In the poorer parts of Soweto there were very few formal transactions, but even in more established areas, such as Orlando, Meadowlands and Dube, the turnover of properties remains low. The number of overall property transactions in Soweto has also dropped over the past five years, most likely consistent with national property market trends. Soweto lacks robust commercial and industrial sectors. The city did attempt to support local business through the SEZ, which was intended to be an incubator for small, medium and micro enterprises.
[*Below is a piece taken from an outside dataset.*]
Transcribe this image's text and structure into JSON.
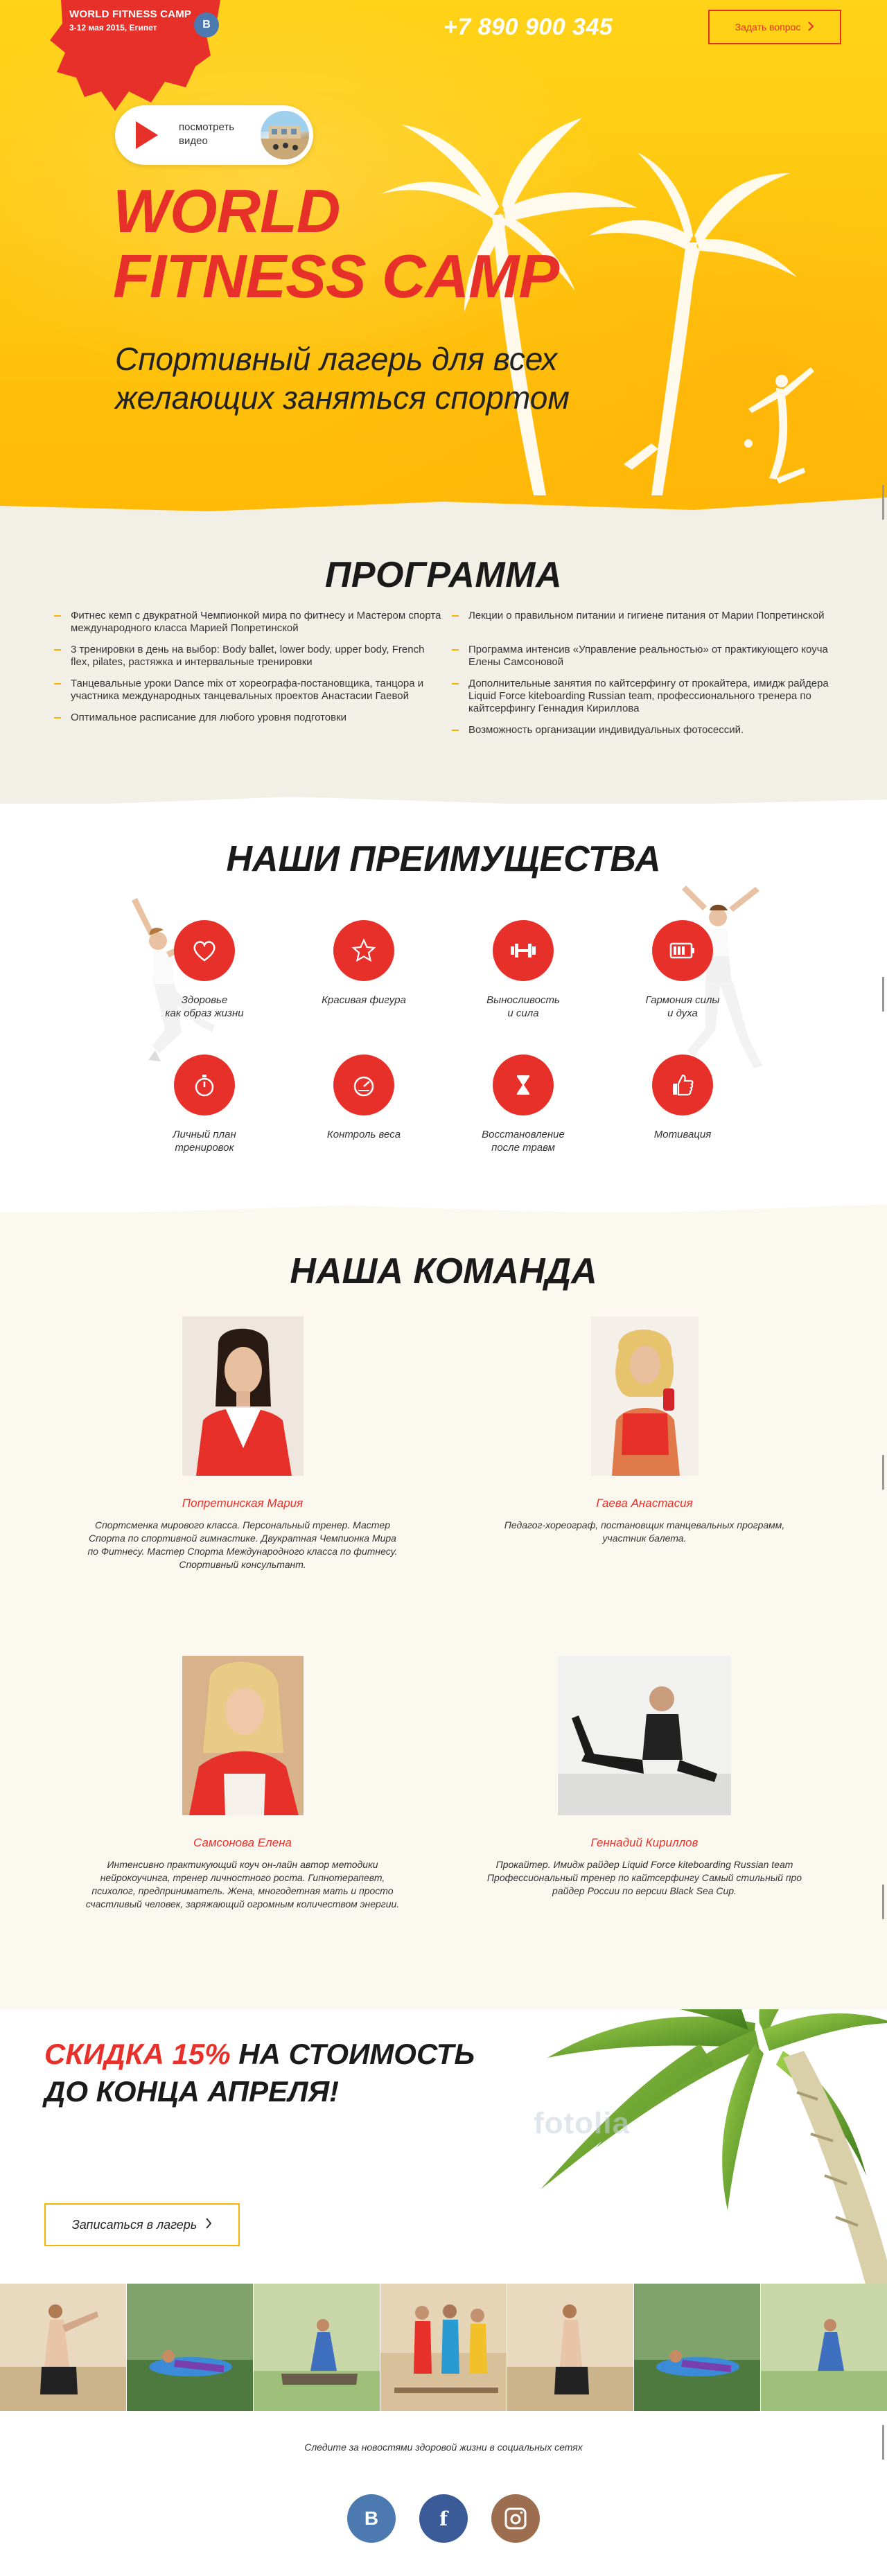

To date, however, there has been limited success and take- up. In general there is only a modest manufacturing sector and a very small demand for commercial private office space. Some private offices are being developed as part of the Jabulani CBD project, a precinct which is already experiencing investment and has the benefit of being deemed Soweto’s urban heart. Orlando eKhaya, an impressive mixed-use development plan, has to date not yet constructed its retail development in the disused Orlando Power Station, nor its commercial spaces. Overall it may be more appropriate to consider Soweto’s transformation a qualified success. The publicly funded development projects in Soweto have certainly helped to change the landscape in a positive way, but structural problems within the local economy remain. The city’s executive has conceptualized big projects to court private sector investment but with little leverage.
So what now? Certainly the projects focused on building sustainable local neighbourhoods are critical but so too is investing meaningfully in areas of Soweto that remain marginalised and have not been the recipients of the government or private sector resources.
Adapted from a chapter on Soweto from the forthcoming book, Changing Space: Johannesburg in its City Region (Wits University Press provisional title).